The Guardian has an article on it here. They report that:
It appears that companies such as Virgin, StageCoach and some others are part of a pressure-group working to bring issues of peak oil into public policy and debate.
The government was warned by its own civil servants two years ago that there could be "significant negative economic consequences" to the UK posed by near-term "peak oil" energy shortages.The Government report can be found here. I haven't read it yet.
Ministers were told it was impossible to know exactly when production might fail to meet supply but when it did there could be global consequences, including "civil unrest".
Yet ministers consistently played down the threat with the contemporaneous Wicks review into energy security (PDF) effectively dismissing peak oil as alarmist and irrelevant.
The report on the risks and impacts of a potential future decline in oil production has just been published – but only after the Department of Energy and Climate Change (Decc) was repeatedly threatened under the Freedom of Information (FoI) Act with forced disclosure.
It appears that companies such as Virgin, StageCoach and some others are part of a pressure-group working to bring issues of peak oil into public policy and debate.
So that's certainly an improvement, it's gaining traction.
I fear it is all happening a bit slowly though.
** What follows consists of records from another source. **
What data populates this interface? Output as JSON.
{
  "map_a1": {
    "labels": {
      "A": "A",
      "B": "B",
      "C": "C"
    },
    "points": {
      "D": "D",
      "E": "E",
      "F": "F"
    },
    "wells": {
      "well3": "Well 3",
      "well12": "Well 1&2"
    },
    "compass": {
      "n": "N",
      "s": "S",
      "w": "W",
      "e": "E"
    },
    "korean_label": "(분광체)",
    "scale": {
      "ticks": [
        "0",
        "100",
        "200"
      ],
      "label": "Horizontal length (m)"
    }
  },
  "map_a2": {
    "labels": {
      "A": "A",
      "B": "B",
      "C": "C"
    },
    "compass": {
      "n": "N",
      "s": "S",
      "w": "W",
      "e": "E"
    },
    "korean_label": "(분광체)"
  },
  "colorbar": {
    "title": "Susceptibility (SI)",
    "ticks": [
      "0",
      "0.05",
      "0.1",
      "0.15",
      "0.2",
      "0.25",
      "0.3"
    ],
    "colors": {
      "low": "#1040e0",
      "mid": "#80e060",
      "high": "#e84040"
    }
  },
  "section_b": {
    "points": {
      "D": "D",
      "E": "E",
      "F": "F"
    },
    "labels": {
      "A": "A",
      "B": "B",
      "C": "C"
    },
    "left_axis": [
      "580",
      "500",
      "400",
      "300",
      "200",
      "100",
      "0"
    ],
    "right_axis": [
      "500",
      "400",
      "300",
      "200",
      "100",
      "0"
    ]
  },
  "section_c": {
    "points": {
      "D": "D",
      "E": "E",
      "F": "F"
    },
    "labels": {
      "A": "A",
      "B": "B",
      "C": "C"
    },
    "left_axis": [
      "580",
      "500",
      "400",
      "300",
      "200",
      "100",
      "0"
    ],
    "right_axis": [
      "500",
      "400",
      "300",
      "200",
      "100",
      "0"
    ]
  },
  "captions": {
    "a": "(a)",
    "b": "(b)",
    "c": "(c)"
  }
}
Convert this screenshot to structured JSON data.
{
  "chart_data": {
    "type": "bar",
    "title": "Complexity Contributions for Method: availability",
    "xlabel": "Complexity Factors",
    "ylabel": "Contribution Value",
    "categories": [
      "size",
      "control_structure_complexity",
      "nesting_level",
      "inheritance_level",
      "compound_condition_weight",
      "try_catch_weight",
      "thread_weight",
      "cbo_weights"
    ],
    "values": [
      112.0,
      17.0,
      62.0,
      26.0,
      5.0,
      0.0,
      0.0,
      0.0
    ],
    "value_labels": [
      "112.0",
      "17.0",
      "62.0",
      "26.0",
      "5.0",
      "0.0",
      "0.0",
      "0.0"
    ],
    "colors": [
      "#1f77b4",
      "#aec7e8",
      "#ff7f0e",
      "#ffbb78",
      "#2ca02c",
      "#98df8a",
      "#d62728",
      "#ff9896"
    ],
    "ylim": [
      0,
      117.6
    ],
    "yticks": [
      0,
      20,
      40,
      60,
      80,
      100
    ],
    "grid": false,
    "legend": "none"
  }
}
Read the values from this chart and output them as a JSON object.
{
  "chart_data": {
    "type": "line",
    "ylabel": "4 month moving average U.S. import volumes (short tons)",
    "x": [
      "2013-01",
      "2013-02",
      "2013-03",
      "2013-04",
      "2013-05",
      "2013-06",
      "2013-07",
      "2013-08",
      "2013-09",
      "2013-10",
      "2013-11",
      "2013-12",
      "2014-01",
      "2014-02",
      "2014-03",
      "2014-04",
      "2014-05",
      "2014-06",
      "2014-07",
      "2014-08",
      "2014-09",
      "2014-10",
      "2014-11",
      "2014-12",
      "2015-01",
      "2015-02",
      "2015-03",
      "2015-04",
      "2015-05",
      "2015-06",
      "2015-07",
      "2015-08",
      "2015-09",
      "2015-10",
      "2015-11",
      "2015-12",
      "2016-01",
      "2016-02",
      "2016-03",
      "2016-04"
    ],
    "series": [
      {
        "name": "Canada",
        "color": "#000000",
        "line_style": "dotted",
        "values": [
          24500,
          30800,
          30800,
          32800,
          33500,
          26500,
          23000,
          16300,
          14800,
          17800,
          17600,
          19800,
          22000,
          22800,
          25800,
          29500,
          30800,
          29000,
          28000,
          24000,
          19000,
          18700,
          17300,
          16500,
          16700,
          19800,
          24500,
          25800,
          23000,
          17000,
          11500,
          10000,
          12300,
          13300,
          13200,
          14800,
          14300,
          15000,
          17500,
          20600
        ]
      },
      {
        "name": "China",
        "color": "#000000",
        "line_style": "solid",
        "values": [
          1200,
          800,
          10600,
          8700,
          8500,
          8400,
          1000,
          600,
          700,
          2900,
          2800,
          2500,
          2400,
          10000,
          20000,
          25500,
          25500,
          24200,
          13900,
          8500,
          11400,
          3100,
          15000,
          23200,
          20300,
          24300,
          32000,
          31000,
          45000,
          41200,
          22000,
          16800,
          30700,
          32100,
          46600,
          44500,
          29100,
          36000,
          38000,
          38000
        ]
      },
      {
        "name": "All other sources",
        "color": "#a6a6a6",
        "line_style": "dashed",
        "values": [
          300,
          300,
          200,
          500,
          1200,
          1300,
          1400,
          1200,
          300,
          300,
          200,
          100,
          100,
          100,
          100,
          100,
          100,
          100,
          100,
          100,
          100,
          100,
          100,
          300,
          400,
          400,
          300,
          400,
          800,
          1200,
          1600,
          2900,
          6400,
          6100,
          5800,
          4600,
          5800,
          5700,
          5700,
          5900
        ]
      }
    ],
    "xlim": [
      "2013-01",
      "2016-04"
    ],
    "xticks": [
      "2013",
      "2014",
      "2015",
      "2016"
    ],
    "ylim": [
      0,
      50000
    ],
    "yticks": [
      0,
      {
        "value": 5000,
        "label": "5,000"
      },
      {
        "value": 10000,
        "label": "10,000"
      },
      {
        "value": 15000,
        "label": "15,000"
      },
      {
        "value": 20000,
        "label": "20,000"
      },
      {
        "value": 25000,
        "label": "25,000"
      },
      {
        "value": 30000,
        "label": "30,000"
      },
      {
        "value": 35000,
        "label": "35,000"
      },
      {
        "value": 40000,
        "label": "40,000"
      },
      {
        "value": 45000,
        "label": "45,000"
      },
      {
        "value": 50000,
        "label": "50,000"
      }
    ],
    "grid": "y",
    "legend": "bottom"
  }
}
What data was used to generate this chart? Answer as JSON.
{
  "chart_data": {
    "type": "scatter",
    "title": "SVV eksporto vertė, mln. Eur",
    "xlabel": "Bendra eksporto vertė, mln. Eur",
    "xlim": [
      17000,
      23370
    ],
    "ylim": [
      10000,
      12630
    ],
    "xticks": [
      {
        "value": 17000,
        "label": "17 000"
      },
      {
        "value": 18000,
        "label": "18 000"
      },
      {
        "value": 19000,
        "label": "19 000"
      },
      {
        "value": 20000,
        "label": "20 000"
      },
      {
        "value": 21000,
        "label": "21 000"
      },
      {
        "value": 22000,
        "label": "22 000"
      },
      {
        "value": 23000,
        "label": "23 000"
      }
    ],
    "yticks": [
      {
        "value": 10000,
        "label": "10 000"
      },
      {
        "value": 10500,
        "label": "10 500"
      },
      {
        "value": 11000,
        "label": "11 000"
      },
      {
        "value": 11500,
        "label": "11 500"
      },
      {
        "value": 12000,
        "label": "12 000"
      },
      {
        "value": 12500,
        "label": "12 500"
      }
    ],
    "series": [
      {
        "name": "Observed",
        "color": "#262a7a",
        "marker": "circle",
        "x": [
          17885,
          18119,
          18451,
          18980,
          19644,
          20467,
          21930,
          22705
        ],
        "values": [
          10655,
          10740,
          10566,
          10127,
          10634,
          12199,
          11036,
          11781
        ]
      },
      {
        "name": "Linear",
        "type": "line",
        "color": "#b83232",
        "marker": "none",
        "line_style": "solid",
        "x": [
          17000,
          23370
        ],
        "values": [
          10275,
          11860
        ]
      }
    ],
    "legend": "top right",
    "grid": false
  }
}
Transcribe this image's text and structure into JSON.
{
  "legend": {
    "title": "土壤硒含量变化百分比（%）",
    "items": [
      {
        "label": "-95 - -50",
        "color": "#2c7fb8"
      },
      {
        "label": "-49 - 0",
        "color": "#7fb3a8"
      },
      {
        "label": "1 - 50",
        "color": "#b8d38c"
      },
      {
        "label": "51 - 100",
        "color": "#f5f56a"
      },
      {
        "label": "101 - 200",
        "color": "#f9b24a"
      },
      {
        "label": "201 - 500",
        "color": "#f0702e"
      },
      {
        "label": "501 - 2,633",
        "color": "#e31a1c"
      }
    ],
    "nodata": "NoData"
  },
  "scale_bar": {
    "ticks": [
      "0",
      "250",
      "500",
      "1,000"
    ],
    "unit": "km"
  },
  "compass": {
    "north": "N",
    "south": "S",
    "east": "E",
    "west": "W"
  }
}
Far too slowly. As always, the people at the bottom feel it first, and hardest. Fuel prices are rising at rates way above an inflation rate which is generally high, and even amidst a recession the oil-price per-barrel is consistently running at historic highs. Turmoil throughout MidEast doesn't help either.
What happens if there's strong growth in the major economies? At some pricepoint there can't be any growth, it will be choked-off. So how elastic is the supply? We might be at the all-time maximum output right now - which means dwindling supplies will shortly be pushing up the price anyway, let alone considering rising demand.
It's a really awful scenario.
And I can't help thinking all these things are related. We also have the BP fiasco and the Fukushima nuclear plant. UK is again a net importer of oil, having spent the last 20 years as a net exporter, thanks to N Sea. All signs of the times?